(a) \(n=1\): \(\frac{d}{dx}(e^x\cos x) = e^x\cos x - e^x\sin x\) M1

(Use of product rule)

\(\cos\left(x+\frac{\pi}{4}\right) = \cos x\cos\frac{\pi}{4} - \sin x\sin\frac{\pi}{4} = \frac{1}{\sqrt{2}}(\cos x - \sin x)\) M1

\(\frac{d}{dx}(e^x\cos x) = 2^{1/2} \cdot 2^{-1/2} e^x\cos\left(x+\frac{\pi}{4}\right)\) True for \(n=1\) (c.s.o. + comment) A1

Suppose true for \(n=k\).

\(\frac{d^{k+1}}{dx^{k+1}}(e^x\cos x) = \frac{d}{dx}\left[2^{k/2} e^x \cos\left(x+\frac{k\pi}{4}\right)\right]\) M1

\(= 2^{k/2} e^x \cos\left(x+\frac{k\pi}{4}\right) - e^x\sin\left(x+\frac{k\pi}{4}\right)\) A1

\(= 2^{(k+1)/2} e^x \cos\left(x+\frac{k\pi}{4}+\frac{\pi}{4}\right) = 2^{(k+1)/2} e^x \cos\left(x+\frac{(k+1)\pi}{4}\right)\) M1 A1

\(\therefore\) True for \(n=k+1\), so true (by induction) for all \(n \geq 1\) A1 (cso)

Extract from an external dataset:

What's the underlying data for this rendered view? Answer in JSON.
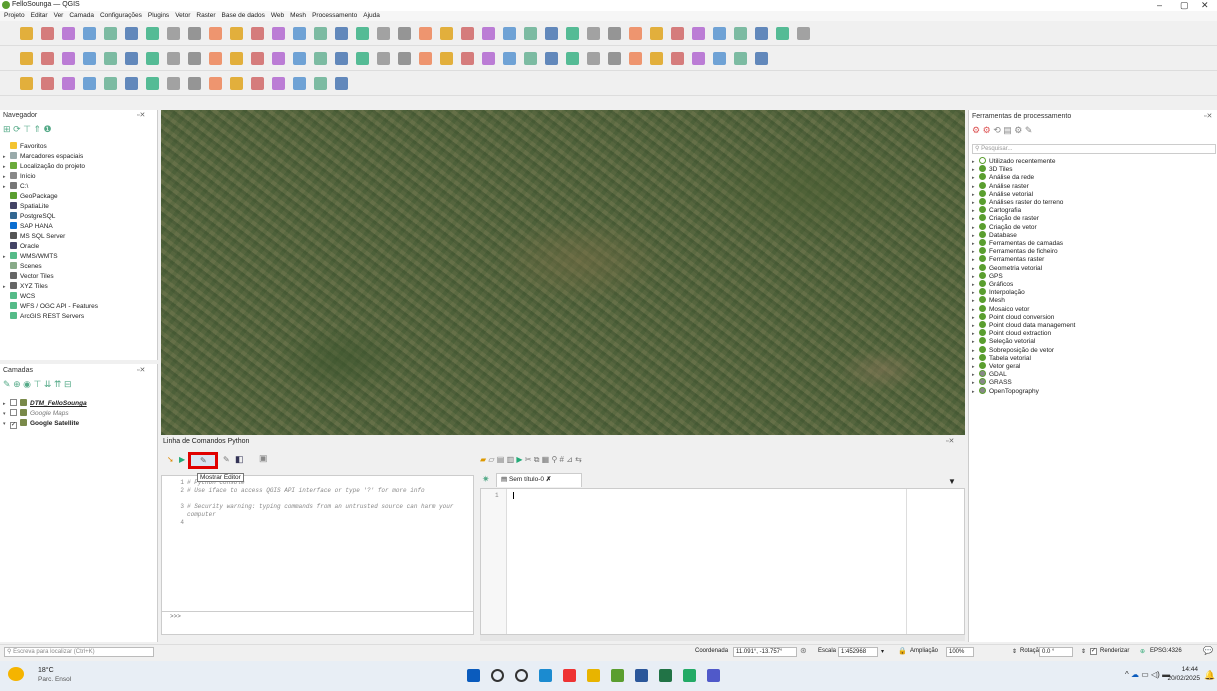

(b) \(1 + 2\cos\frac{\pi}{4} \cdot x + \frac{1}{2} \cdot 2\cos\frac{\pi}{2} \cdot x^2 + \frac{1}{6} \cdot 2^{3/2}\cos\frac{3\pi}{4} \cdot x^3 + \frac{1}{24}\cos\pi \cdot x^4\) M1

\((1) \quad (0) \quad (-\sqrt{2}) \quad (-4)\)

\(e^x\cos x = 1 + x - \frac{1}{3}x^3 - \frac{1}{6}x^4\) (or equiv. fractions) A2 (1,0)